La capitale espagnole ne veut plus seulement être monumentale ; elle revendique désormais sa place parmi les places fortes les plus rapides au monde. Le 22 mars 2026, le Movistar Madrid Medio Maratón déploiera son tapis d'asphalte sous le label Road Race Label de World Athletics avec un objectif clair qui plane sur la Castellana : pulvériser le record de 59:38 de Ronald Kiprotich. Ce n'est pas une mince affaire ; Madrid a repensé sa physionomie de course en supprimant la boucle fastidieuse des Cuatro Torres pour injecter de la vitesse pure sur un tracé qui embrasse désormais le cœur de la ville.
Un profil taillé pour le 'negative split'
Le schéma technique de l'épreuve est une ode à la gestion des watts. Les cinq premiers kilomètres sur la Castellana sont un test de patience, une montée constante où les élites et les coureurs expérimentés savent que la course ne se gagne pas, mais peut se perdre. La magie opère après le passage de la Plaza de Castilla. À partir de là, le profil devient favorable, permettant une foulée ample et fluide via Bravo Murillo et les boulevards. L'inclusion de la Puerta del Sol et la descente par la Carrera de San Jerónimo vers Neptuno n'est pas qu'esthétique ; c'est une rampe de lancement mécanique pour que les coureurs arrivent au Paseo del Prado avec des jambes fraîches pour le dernier coup de rein face au chrono.

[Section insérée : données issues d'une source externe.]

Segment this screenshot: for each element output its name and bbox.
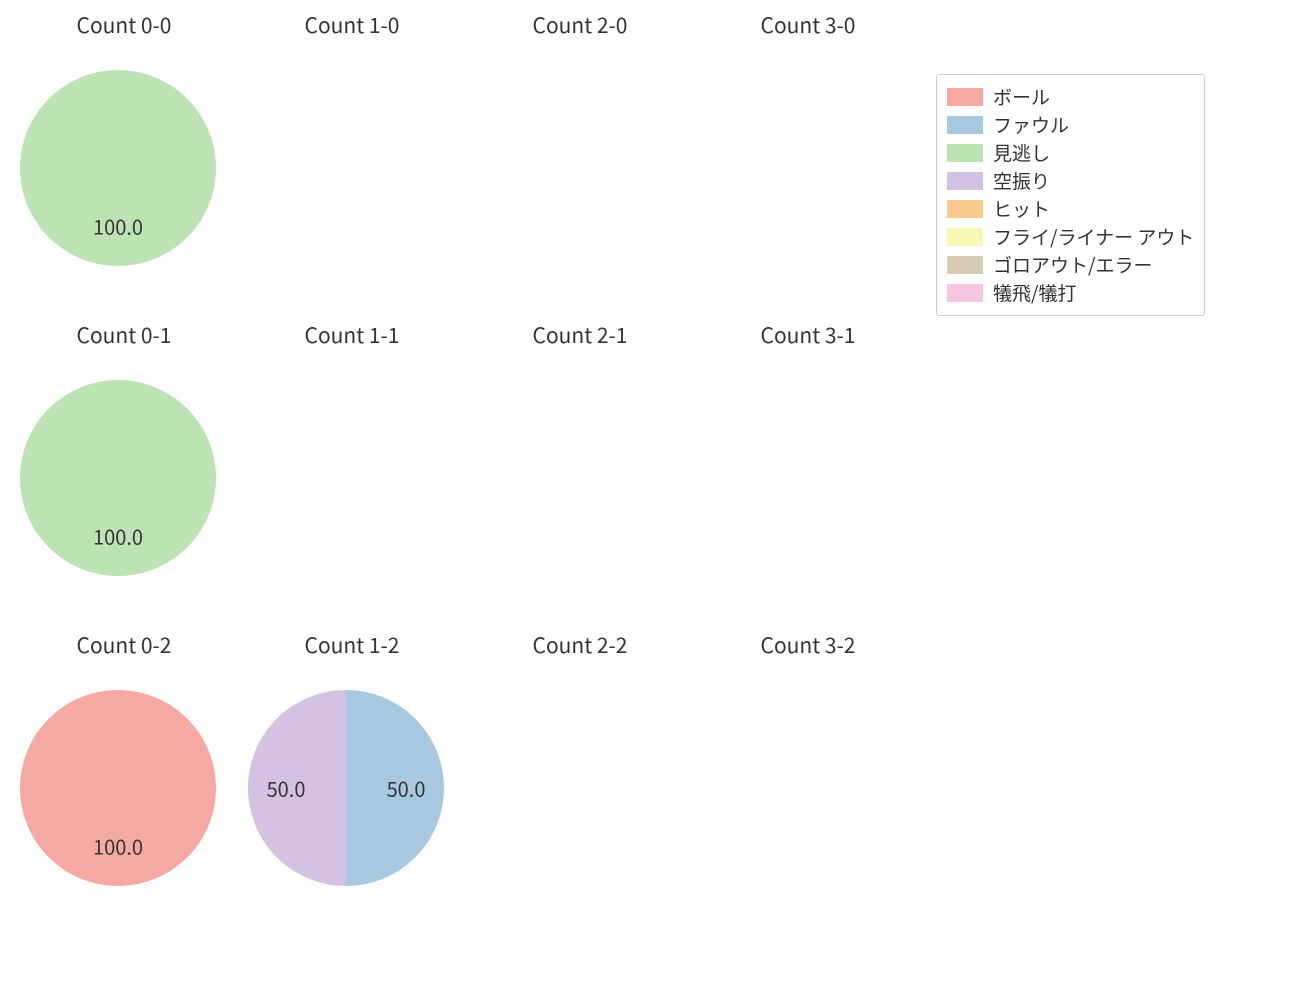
panel-title: Count 1-0: [305, 10, 400, 40]
panel-c12: Count 1-2 50.0 50.0: [238, 630, 466, 940]
legend-item-groundout: ゴロアウト/エラー: [947, 251, 1194, 279]
slice-label: 100.0: [93, 212, 143, 241]
panel-c21: Count 2-1: [466, 320, 694, 630]
legend-item-swinging: 空振り: [947, 167, 1194, 195]
panel-c32: Count 3-2: [694, 630, 922, 940]
legend-label: 犠飛/犠打: [993, 279, 1076, 307]
panel-c11: Count 1-1: [238, 320, 466, 630]
panel-c02: Count 0-2 100.0: [10, 630, 238, 940]
legend-label: フライ/ライナー アウト: [993, 223, 1194, 251]
legend-item-ball: ボール: [947, 83, 1194, 111]
slice-label: 100.0: [93, 832, 143, 861]
panel-c22: Count 2-2: [466, 630, 694, 940]
panel-title: Count 1-1: [305, 320, 400, 350]
legend-label: ゴロアウト/エラー: [993, 251, 1152, 279]
panel-c01: Count 0-1 100.0: [10, 320, 238, 630]
legend-label: 見逃し: [993, 139, 1050, 167]
legend-swatch: [947, 88, 983, 106]
panel-title: Count 2-2: [533, 630, 628, 660]
legend-item-foul: ファウル: [947, 111, 1194, 139]
legend-swatch: [947, 256, 983, 274]
legend-swatch: [947, 116, 983, 134]
legend: ボールファウル見逃し空振りヒットフライ/ライナー アウトゴロアウト/エラー犠飛/…: [936, 74, 1205, 316]
panel-c10: Count 1-0: [238, 10, 466, 320]
legend-swatch: [947, 228, 983, 246]
panel-c30: Count 3-0: [694, 10, 922, 320]
panel-c31: Count 3-1: [694, 320, 922, 630]
panel-title: Count 0-0: [77, 10, 172, 40]
panel-title: Count 3-2: [761, 630, 856, 660]
legend-swatch: [947, 200, 983, 218]
legend-item-flyout: フライ/ライナー アウト: [947, 223, 1194, 251]
legend-label: ファウル: [993, 111, 1069, 139]
legend-item-looking: 見逃し: [947, 139, 1194, 167]
panel-c00: Count 0-0 100.0: [10, 10, 238, 320]
legend-item-sac: 犠飛/犠打: [947, 279, 1194, 307]
panel-title: Count 3-1: [761, 320, 856, 350]
panel-title: Count 2-1: [533, 320, 628, 350]
legend-swatch: [947, 144, 983, 162]
legend-swatch: [947, 172, 983, 190]
legend-item-hit: ヒット: [947, 195, 1194, 223]
panel-title: Count 1-2: [305, 630, 400, 660]
slice-label: 100.0: [93, 522, 143, 551]
legend-label: ヒット: [993, 195, 1050, 223]
panel-title: Count 2-0: [533, 10, 628, 40]
panel-c20: Count 2-0: [466, 10, 694, 320]
panel-title: Count 0-1: [77, 320, 172, 350]
panel-title: Count 0-2: [77, 630, 172, 660]
slice-label: 50.0: [267, 774, 306, 803]
legend-label: ボール: [993, 83, 1050, 111]
panel-title: Count 3-0: [761, 10, 856, 40]
legend-swatch: [947, 284, 983, 302]
slice-label: 50.0: [387, 774, 426, 803]
legend-label: 空振り: [993, 167, 1050, 195]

La Carrera ProFuturo : un 5K d'intensité solidaire
Pendant que l'élite africaine se bat pour chaque seconde, la Carrera ProFuturo partagera l'affiche avec ses 5 000 mètres d'explosivité. Cet événement, qui fête sa dixième édition, s'est imposé comme le prologue parfait, partageant l'arrivée spectaculaire au Paseo de Recoletos. Ce qui était à l'origine une initiative philanthropique de la Fundación Telefónica et de la Fundación « la Caixa » est devenu un véritable test pour les spécialistes du court à la recherche d'un chrono homologué dans un environnement de haute compétition.
Avec une prévision de 27 000 dossards épuisés, Madrid ne propose pas seulement une course, mais un écosystème de performance. L'unification du départ et de l'arrivée devant la Biblioteca Nacional a optimisé la logistique, éliminant les déplacements inutiles et permettant un échauffement plus professionnel. Sur un circuit où huit hommes sont déjà descendus sous l'heure, l'édition 2026 se présente comme l'occasion définitive pour l'asphalte madrilène de confirmer que son altitude n'est pas un obstacle, mais un allié pour ceux qui savent dompter son altimétrie casse-pattes.